MOSCOW (Reuters) - Russia's military and Chechen rebel fighters both reported battle successes on Wednesday and presented contrasting pictures of a conflict that has trapped thousands of civilians in the regional capital, Grozny.

''The operation in Chechnya is going according to plan,'' Russian Defense Minister Igor Sergeyev was quoted as saying by Interfax news agency after meeting Acting President Vladimir Putin.

The war has made Putin, who is also prime minister, Russia's most popular politician and favorite to win a presidential election due in March following the New Year's Eve resignation of Boris Yeltsin. Electoral success for Putin depends mostly on good news from Chechnya.

A representative of Chechen President Aslan Maskhadov told Interfax the course of the war had changed since fighting moved to Grozny and the rugged southern mountains.

''Russia's military parade in Chechnya has ended and a major turnaround in the second Chechen war is under way,'' Apti Batalov said, referring to the first stage of the war in which Russian troops methodically captured Chechen lowlands.

Facts, Figures Differ Wildly

With foreign media access severely limited and Russian media confined to military bases and occasional trips to areas controlled by Moscow, it was impossible to verify casualty figures or the situation on the ground.

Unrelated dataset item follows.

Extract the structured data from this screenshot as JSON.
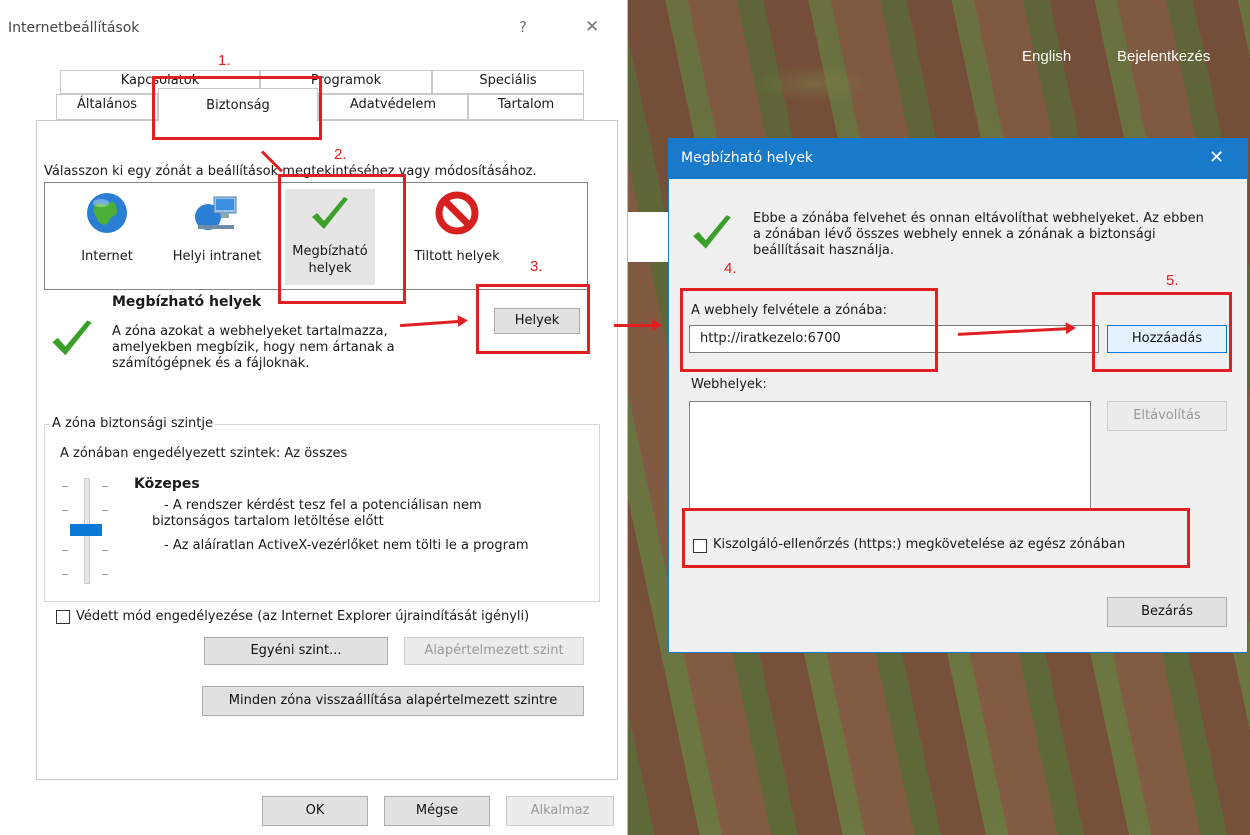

Latest official reports from Chechnya, published by Itar-Tass news agency, said in the last 24 hours the Russian military had killed up to 150 rebels. Five Russian troops were killed or had died of earlier wounds.

The Chechen rebel web site www.kavkaz.org said Moscow had lost 70 men in the southern mountains on Tuesday.

Maskhadov's representative told Interfax Russia had lost 1,000 servicemen in the last week in the battle for Grozny.

Tass said up to 2,000 rebels were resisting Russian troops trying to seize Grozny since the end of December.

One of the battle areas named by Tass was the northwestern Staropromyslovsky district, earlier reported to have been captured by Moscow's troops.

Russian reports say about 20,000 civilians remain trapped in Grozny while rebels put the figure at 40,000.

Rare footage shown on Tuesday by commercial NTV television showed Grozny's streets pitted with craters and littered with the remains of rockets and other weapons. The blackened and shattered ruins of buildings loomed over deserted roads.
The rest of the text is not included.